I think it is safe to say that many of us had some major life changes in spring of 2020. If you were anything like me, it felt like everything was beyond your control. I couldn’t keep my family safe. I couldn’t hug the people who needed me. My hugs ministry at church disappeared and caring for people by cooking for them and creating spaces for joy was out of the question. My husband’s music ministry went virtual, as did my daughter’s school, and the new job I had started just months before was toxic to the point of being abusive.
Pre-covid we were constantly on the go. Whether at parties, church functions, concerts, or outings, home was a place we slept but did little else, with the exception of our Sunday “Family” Dinner. After being in the house without any change of scenery for months it started to become claustrophobic. Our home is a 1920 Sears & Roebuck bungalow. Though the 1921 catalog floorplan claimed to fit eight people around one tiny round dining table, it doesn’t feel spacious in today’s world.
At some point, probably in the late 40s or early 50s, our house went through a major renovation. A visit from the original owner's granddaughter several years ago helped me put the pieces together. Uncovering the history of the house through tiny details, like cutouts in the wood floors where a door frame used to be or mismatched moulding, has been a source of amazement. It seems the major reno included enclosing the front porch, adding a three season room and a garage, and moving the kitchen and dining room into the basement. This sounds odd, yes, but we live in the mountains and the basement is an unintentional walkout. There are windows and doors and access to the back patio which makes it perfect for entertaining.
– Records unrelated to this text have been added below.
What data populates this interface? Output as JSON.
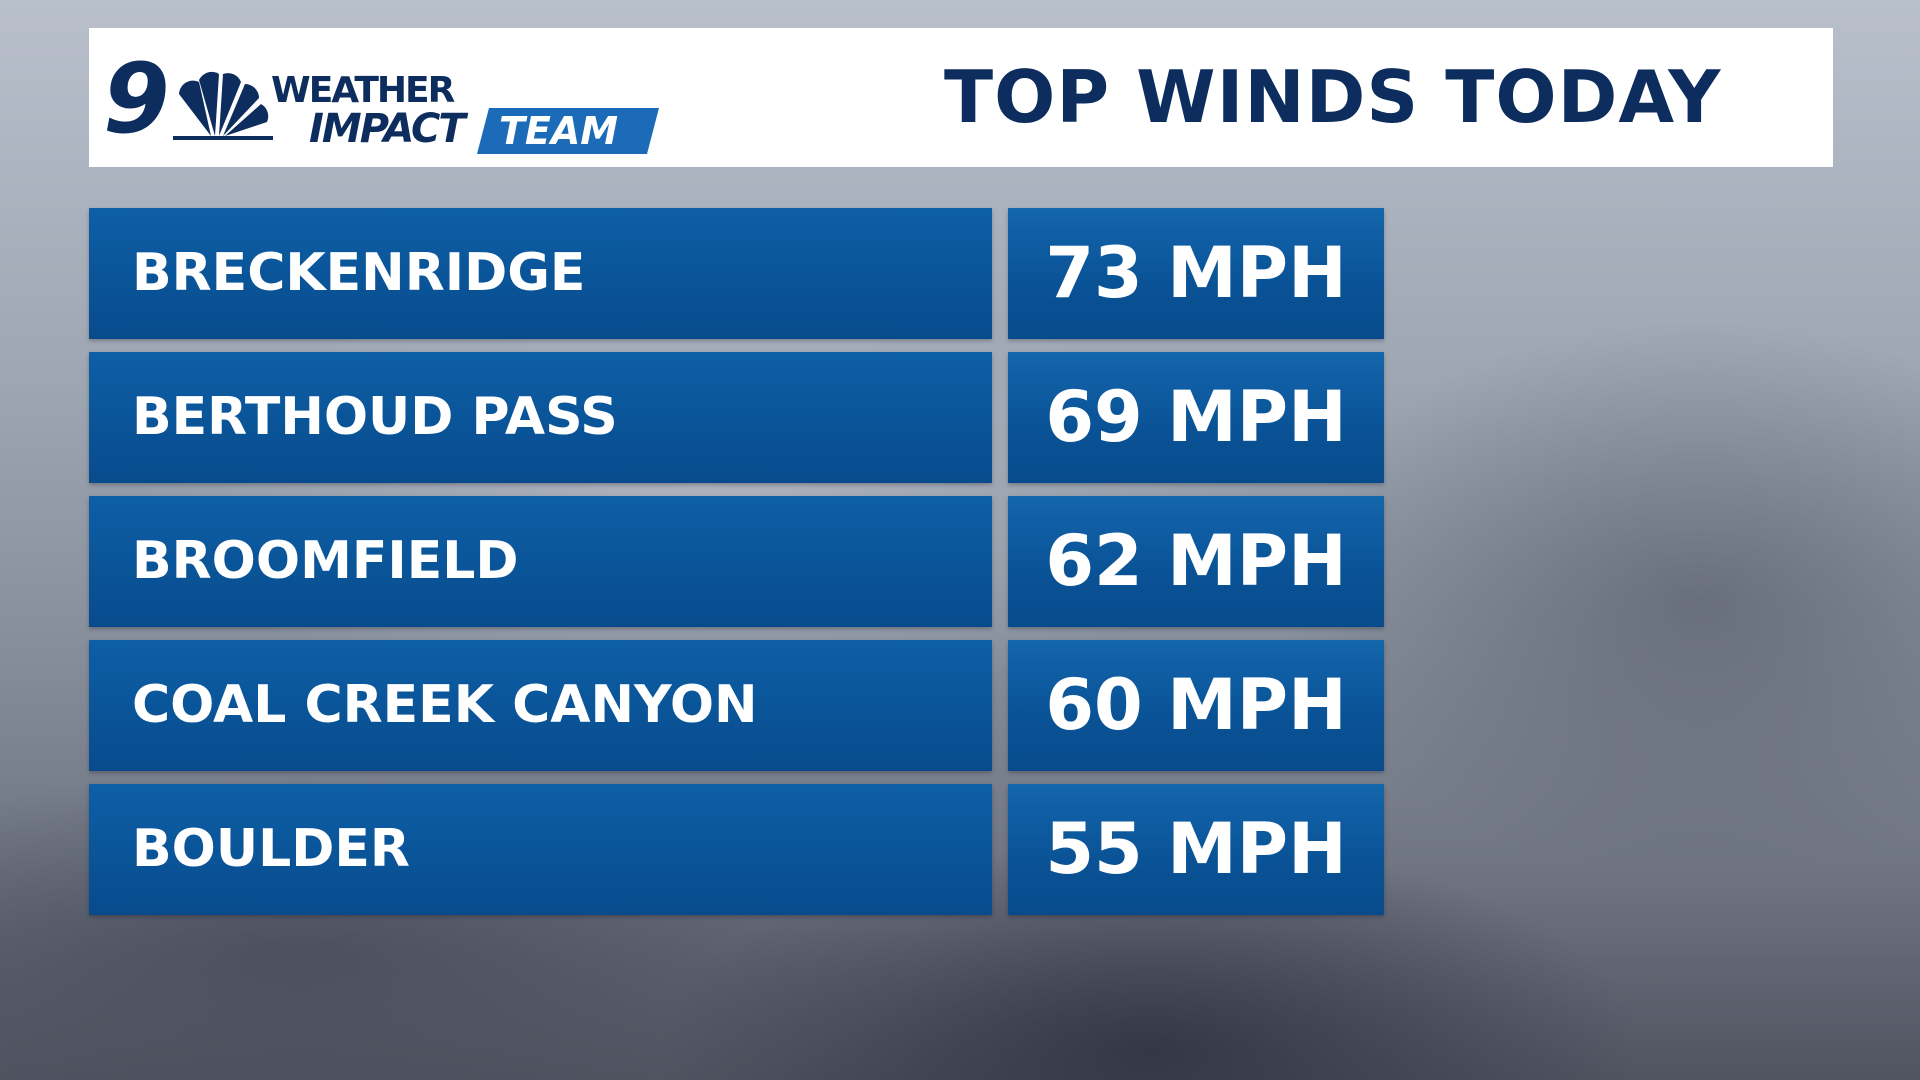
{
  "header": {
    "title": "TOP WINDS TODAY",
    "logo": {
      "channel": "9",
      "line1": "WEATHER",
      "line2": "IMPACT",
      "line3": "TEAM"
    }
  },
  "table": {
    "rows": [
      [
        "BRECKENRIDGE",
        "73 MPH"
      ],
      [
        "BERTHOUD PASS",
        "69 MPH"
      ],
      [
        "BROOMFIELD",
        "62 MPH"
      ],
      [
        "COAL CREEK CANYON",
        "60 MPH"
      ],
      [
        "BOULDER",
        "55 MPH"
      ]
    ]
  }
}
Unfortunately, the lower level was never meant to be lived in so the ceilings are very low.
I’d always wondered if I could take out the kitchen ceiling and expose the joists to give the illusion of more height. In May of 2020, I brought this up for the millionth time and, probably because he knew I was losing my mind, my husband said I should do it. Well, I took out one ceiling, then another, then another. Three ceilings came out one Sunday afternoon and underneath I found beautifully aged hardwood joists and the original sub-floor boards overhead. I was delighted.
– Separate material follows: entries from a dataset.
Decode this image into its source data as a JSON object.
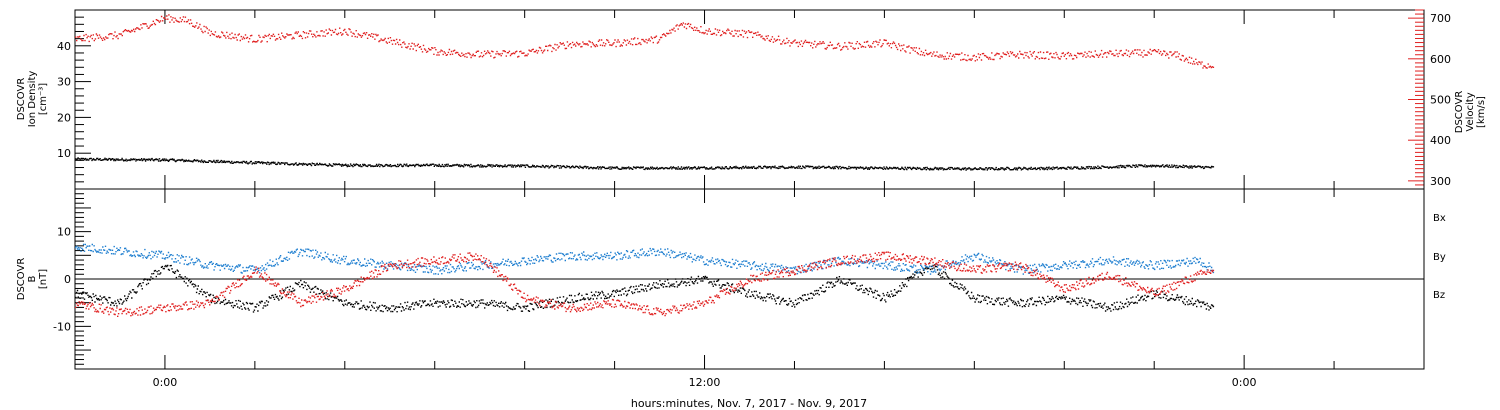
{
  "colors": {
    "density": "#000000",
    "velocity": "#e02020",
    "bx": "#000000",
    "by": "#1f7fd0",
    "bz": "#e02020"
  },
  "chart_data": [
    {
      "type": "scatter",
      "panel": "top",
      "y_left": {
        "label_lines": [
          "DSCOVR",
          "Ion Density",
          "[cm⁻³]"
        ],
        "range": [
          0,
          50
        ],
        "ticks": [
          10,
          20,
          30,
          40
        ],
        "tick_labels": [
          "10",
          "20",
          "30",
          "40"
        ]
      },
      "y_right": {
        "label_lines": [
          "DSCOVR",
          "Velocity",
          "[km/s]"
        ],
        "range": [
          280,
          720
        ],
        "ticks": [
          300,
          400,
          500,
          600,
          700
        ],
        "tick_labels": [
          "300",
          "400",
          "500",
          "600",
          "700"
        ]
      },
      "x_hours_range": [
        -2,
        28
      ],
      "series": [
        {
          "name": "Ion Density",
          "axis": "left",
          "color": "#000000",
          "x": [
            -2,
            0,
            2,
            4,
            6,
            8,
            10,
            12,
            14,
            16,
            18,
            20,
            22,
            23.3
          ],
          "y": [
            8.5,
            8.3,
            7.5,
            6.8,
            6.8,
            6.6,
            6.0,
            6.1,
            6.3,
            6.0,
            5.8,
            6.0,
            6.7,
            6.2
          ]
        },
        {
          "name": "Velocity",
          "axis": "right",
          "color": "#e02020",
          "x": [
            -2,
            -1,
            0,
            0.5,
            1,
            2,
            3,
            4,
            5,
            6,
            7,
            8,
            9,
            10,
            11,
            11.5,
            12,
            13,
            14,
            15,
            16,
            17,
            18,
            19,
            20,
            21,
            22,
            22.5,
            23,
            23.3
          ],
          "y": [
            650,
            660,
            702,
            695,
            665,
            650,
            660,
            670,
            645,
            620,
            612,
            615,
            638,
            640,
            650,
            688,
            670,
            662,
            640,
            632,
            640,
            612,
            605,
            612,
            608,
            614,
            616,
            610,
            588,
            585
          ]
        }
      ]
    },
    {
      "type": "scatter",
      "panel": "bottom",
      "y_left": {
        "label_lines": [
          "DSCOVR",
          "B",
          "[nT]"
        ],
        "range": [
          -19,
          19
        ],
        "ticks": [
          -10,
          0,
          10
        ],
        "tick_labels": [
          "-10",
          "0",
          "10"
        ]
      },
      "x_axis": {
        "label": "hours:minutes, Nov.  7, 2017 - Nov.  9, 2017",
        "ticks_hours": [
          0,
          12,
          24
        ],
        "tick_labels": [
          "0:00",
          "12:00",
          "0:00"
        ],
        "range_hours": [
          -2,
          28
        ]
      },
      "legend": {
        "placement": "right",
        "entries": [
          "Bx",
          "By",
          "Bz"
        ]
      },
      "series": [
        {
          "name": "Bx",
          "color": "#000000",
          "x": [
            -2,
            -1,
            0,
            1,
            2,
            3,
            4,
            5,
            6,
            7,
            8,
            9,
            10,
            11,
            12,
            13,
            14,
            15,
            16,
            17,
            18,
            19,
            20,
            21,
            22,
            23,
            23.3
          ],
          "y": [
            -3,
            -5,
            3,
            -4,
            -6,
            -1,
            -5,
            -6,
            -5,
            -5,
            -6,
            -4,
            -3,
            -1,
            0,
            -3,
            -5,
            0,
            -4,
            3,
            -4,
            -5,
            -4,
            -6,
            -3,
            -5,
            -6
          ]
        },
        {
          "name": "By",
          "color": "#1f7fd0",
          "x": [
            -2,
            -1,
            0,
            1,
            2,
            3,
            4,
            5,
            6,
            7,
            8,
            9,
            10,
            11,
            12,
            13,
            14,
            15,
            16,
            17,
            18,
            19,
            20,
            21,
            22,
            23,
            23.3
          ],
          "y": [
            7,
            6,
            5,
            3,
            2,
            6,
            4,
            3,
            2,
            3,
            4,
            5,
            5,
            6,
            4,
            3,
            2,
            4,
            3,
            2,
            5,
            2,
            3,
            4,
            3,
            4,
            2
          ]
        },
        {
          "name": "Bz",
          "color": "#e02020",
          "x": [
            -2,
            -1,
            0,
            1,
            2,
            3,
            4,
            5,
            6,
            7,
            8,
            9,
            10,
            11,
            12,
            13,
            14,
            15,
            16,
            17,
            18,
            19,
            20,
            21,
            22,
            23,
            23.3
          ],
          "y": [
            -5,
            -7,
            -6,
            -5,
            2,
            -5,
            -2,
            3,
            4,
            5,
            -4,
            -6,
            -5,
            -7,
            -5,
            0,
            2,
            4,
            5,
            4,
            2,
            3,
            -2,
            1,
            -3,
            1,
            2
          ]
        }
      ]
    }
  ]
}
After I sanded and cleaned and waxed up the newly exposed beam ceiling, I still had time on my hands, so I decided to refinish the cabinets. Because the moisture from the dishwasher had caused them to begin peeling, I already knew that the doors were MDF covered in laminate veneer. Beatrice, my daughter, and I took the doors off and got out the hairdryer to pop off the veneers. For two weeks I painted and sanded, then painted and sanded some more until we had beautiful vanilla cabinets with updated hardware.
If it had been any other time, that would have been the end of my project. And at any time other than early pandemic, it would have taken me months because we would have been out running around. But because I finished so quickly and was left with time on my hands, the wheels in my head started turning about what else I could do to make our tiny kitchen more useful for the amount of time I spend in.
And then I lost my job. I am sure many of you are familiar.
With my job went the money. But I still wanted to keep working on my kitchen! That is when I started scouring curbs, showrooms, and the internet for secondhand materials so I could not only keep moving along in my dream custom kitchen, but I’d also reduce the carbon footprint of our upgrade.
From penny backsplashes to secondhand cabinets that I cut down to fit our awkward spaces and a huge lot of butcher block that I intended to cut for new countertops (but abandoned because of the Wakonda level polyurethane that no amount of sanding and stripping could refinish), I found confidence with my new tools and joy in the process of bringing new life into something that someone else had discarded.
More than two years later, my life has changed drastically. My daughter is now in middle school. I started a new job with a British company that gives me loads of time off and doesn’t expect me to work overtime. But perhaps the biggest change, the love of my life decided to leave our family. His departure broke me, but after a decade of arguments over home décor, the only positive thing I could find in a life without him was the fact that I could make our home exactly what I want it to be without getting anyone’s approval.
So here we are. I’ve continued to work on making this house our forever home and had the idea to help other people do the same. The quiver of an idea came and I thought maybe I’d sell a few things to local moms, but then the bigger ideas started coming and I am excited to see where this takes us. I have big dreams for helping women displaced by domestic violence, offering workshops to single moms, and giving back to my community. But for now I am just loving the creative space to make beauty and joy out of something that may have ended up in the trash. I’m glad you’re with us and hope you’ll stick around to see where we go.
And in case you’re wondering, the kitchen is still a work in progress.